Esto es mejor que cualquier capítulo de esa novela, neta
, pensó ella, mientras el orgasmo pequeño la sacudía, contracciones dulces que la dejaban jadeante. Javier se posicionó detrás, la verga presionando la entrada resbaladiza. ¿Me quieres adentro, mi vida? preguntó, siempre caballero incluso en la lujuria. Sí, métemela toda, amor, suplicó ella, empujando hacia atrás.

Entró de un solo golpe suave pero firme, llenándola por completo. Ana gritó de placer, el estiramiento perfecto, la fricción deliciosa contra las paredes internas. Javier empezó a bombear, lento al principio, cada embestida profunda haciendo slap contra su piel. El sonido era obsceno, húmedo, mezclado con gemidos y el crujir de la cama.
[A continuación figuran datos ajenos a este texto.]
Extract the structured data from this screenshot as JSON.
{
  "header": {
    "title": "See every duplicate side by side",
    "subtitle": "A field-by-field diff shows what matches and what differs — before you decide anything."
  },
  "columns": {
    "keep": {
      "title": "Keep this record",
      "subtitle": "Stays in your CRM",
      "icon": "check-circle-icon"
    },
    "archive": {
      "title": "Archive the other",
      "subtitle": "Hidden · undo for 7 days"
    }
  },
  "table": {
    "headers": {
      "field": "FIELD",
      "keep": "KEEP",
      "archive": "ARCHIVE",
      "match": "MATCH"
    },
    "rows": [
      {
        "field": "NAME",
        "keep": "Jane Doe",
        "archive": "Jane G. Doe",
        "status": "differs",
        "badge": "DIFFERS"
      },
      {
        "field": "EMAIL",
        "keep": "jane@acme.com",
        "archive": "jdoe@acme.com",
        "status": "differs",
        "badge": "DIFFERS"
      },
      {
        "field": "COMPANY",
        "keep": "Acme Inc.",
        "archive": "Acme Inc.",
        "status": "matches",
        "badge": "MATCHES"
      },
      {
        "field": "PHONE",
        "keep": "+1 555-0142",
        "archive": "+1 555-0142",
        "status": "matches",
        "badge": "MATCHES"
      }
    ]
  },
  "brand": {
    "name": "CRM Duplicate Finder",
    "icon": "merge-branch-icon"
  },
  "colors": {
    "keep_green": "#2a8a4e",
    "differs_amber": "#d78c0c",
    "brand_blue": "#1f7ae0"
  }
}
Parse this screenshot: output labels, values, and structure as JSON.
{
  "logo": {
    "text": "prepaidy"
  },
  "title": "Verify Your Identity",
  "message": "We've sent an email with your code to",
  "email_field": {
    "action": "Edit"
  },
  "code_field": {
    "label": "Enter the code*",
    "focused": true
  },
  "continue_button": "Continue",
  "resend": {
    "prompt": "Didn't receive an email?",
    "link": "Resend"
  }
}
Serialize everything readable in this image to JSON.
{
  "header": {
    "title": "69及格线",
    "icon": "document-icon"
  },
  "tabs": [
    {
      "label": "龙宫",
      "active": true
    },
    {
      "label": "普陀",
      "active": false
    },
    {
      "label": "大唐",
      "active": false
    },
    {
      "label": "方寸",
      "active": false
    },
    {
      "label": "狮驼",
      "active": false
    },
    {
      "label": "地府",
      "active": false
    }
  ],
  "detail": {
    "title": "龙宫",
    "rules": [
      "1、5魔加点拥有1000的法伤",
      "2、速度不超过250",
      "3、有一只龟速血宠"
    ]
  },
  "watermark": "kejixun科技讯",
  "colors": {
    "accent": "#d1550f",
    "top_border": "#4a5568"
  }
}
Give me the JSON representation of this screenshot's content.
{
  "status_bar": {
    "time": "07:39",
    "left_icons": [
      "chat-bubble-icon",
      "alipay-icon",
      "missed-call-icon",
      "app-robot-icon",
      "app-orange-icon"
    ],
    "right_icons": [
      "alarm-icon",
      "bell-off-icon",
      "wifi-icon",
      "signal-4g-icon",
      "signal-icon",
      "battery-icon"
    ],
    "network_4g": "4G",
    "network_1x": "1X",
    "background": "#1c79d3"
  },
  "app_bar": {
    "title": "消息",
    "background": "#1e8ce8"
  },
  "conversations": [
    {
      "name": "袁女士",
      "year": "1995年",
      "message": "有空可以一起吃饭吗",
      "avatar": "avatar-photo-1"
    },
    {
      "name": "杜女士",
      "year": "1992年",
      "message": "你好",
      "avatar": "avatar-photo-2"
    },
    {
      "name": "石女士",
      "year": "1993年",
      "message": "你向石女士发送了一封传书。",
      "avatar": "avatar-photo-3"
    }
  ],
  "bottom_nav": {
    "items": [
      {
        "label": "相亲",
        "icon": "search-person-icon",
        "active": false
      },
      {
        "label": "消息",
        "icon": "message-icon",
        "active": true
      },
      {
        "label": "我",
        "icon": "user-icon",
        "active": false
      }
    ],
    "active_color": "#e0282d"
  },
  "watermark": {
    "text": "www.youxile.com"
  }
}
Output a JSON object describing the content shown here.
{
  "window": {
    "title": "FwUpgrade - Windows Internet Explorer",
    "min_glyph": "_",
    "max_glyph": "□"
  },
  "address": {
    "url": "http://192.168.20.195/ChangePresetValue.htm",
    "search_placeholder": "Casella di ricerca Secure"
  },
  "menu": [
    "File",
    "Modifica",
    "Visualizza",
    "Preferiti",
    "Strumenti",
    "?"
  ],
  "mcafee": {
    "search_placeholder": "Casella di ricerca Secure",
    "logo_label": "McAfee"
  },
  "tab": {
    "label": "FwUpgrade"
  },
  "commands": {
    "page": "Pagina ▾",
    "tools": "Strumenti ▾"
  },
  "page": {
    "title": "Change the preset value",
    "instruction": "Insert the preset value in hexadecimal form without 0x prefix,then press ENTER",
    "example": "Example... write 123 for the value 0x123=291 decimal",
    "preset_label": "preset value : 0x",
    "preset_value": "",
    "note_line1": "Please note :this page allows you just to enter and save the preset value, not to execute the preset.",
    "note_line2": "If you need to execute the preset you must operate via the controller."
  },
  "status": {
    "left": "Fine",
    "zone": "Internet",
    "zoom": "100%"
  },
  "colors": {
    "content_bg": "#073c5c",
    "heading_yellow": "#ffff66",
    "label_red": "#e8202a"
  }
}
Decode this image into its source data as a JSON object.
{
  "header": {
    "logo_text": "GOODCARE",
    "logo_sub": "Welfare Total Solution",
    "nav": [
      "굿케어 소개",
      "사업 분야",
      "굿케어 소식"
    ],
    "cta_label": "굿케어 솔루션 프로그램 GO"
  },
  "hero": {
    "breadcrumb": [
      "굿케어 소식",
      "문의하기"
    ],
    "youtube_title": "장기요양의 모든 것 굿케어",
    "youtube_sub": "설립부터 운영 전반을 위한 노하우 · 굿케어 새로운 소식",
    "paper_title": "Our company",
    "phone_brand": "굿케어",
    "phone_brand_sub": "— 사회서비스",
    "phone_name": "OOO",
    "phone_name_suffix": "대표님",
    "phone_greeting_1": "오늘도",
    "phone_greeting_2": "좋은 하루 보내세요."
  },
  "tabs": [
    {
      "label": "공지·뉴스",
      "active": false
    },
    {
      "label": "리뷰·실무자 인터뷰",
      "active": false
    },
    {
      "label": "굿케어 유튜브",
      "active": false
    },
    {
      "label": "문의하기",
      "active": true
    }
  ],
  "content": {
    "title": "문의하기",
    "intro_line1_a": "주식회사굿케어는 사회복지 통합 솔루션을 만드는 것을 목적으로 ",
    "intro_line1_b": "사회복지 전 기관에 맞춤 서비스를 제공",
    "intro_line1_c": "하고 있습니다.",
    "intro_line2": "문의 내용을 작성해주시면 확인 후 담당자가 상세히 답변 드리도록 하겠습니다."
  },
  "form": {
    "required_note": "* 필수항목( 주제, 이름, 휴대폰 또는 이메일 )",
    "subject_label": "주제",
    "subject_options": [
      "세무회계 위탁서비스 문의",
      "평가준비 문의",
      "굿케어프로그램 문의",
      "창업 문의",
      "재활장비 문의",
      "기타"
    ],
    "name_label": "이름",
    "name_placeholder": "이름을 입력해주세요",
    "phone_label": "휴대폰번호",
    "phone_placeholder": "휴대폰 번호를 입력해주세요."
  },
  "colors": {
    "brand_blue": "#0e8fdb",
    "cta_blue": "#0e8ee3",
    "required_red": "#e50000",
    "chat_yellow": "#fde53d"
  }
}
Sudaban, sus cuerpos pegajosos uniéndose, el olor a sexo intensificándose.

Aceleró, sus caderas chocando con fuerza, bolas golpeando el clítoris. Ana se masturbaba ahora, dedos rápidos en el botón sensible. ¡Más duro, pendejo, dame todo! exigía, empoderada en su placer. Javier obedecía, gruñendo como bestia, sus manos apretando las caderas de ella, dejando marcas rojas. El ritmo era frenético, piel contra piel, pulsos latiendo al unísono.

El clímax llegó como explosión. Ana se corrió primero, un grito largo y gutural, su concha contrayéndose alrededor de la verga, ordeñándola. Javier la siguió segundos después, vaciándose dentro con rugidos, chorros calientes inundándola. Colapsaron juntos, jadeantes, cuerpos entrelazados en sábanas empapadas.

El afterglow era dulce, como tequila con miel. Javier la besó en la nuca, suave ahora, sus manos acariciando los pechos aún sensibles. Te amo, mi gavilana, susurró, recordando la novela. Ana sonrió, girando para besarlo, saboreando el sudor salado en sus labios. Yo más, mi rey. Esa Pasión de Gavilanes capítulo 60 nos prendió el fuego, ¿eh?

Se quedaron así, envueltos en el aroma de sus cuerpos unidos, la luna testigo de su pasión renovada. La hacienda dormía, pero en su recámara, el deseo había encontrado su hogar eterno, listo para arder de nuevo al caer la noche.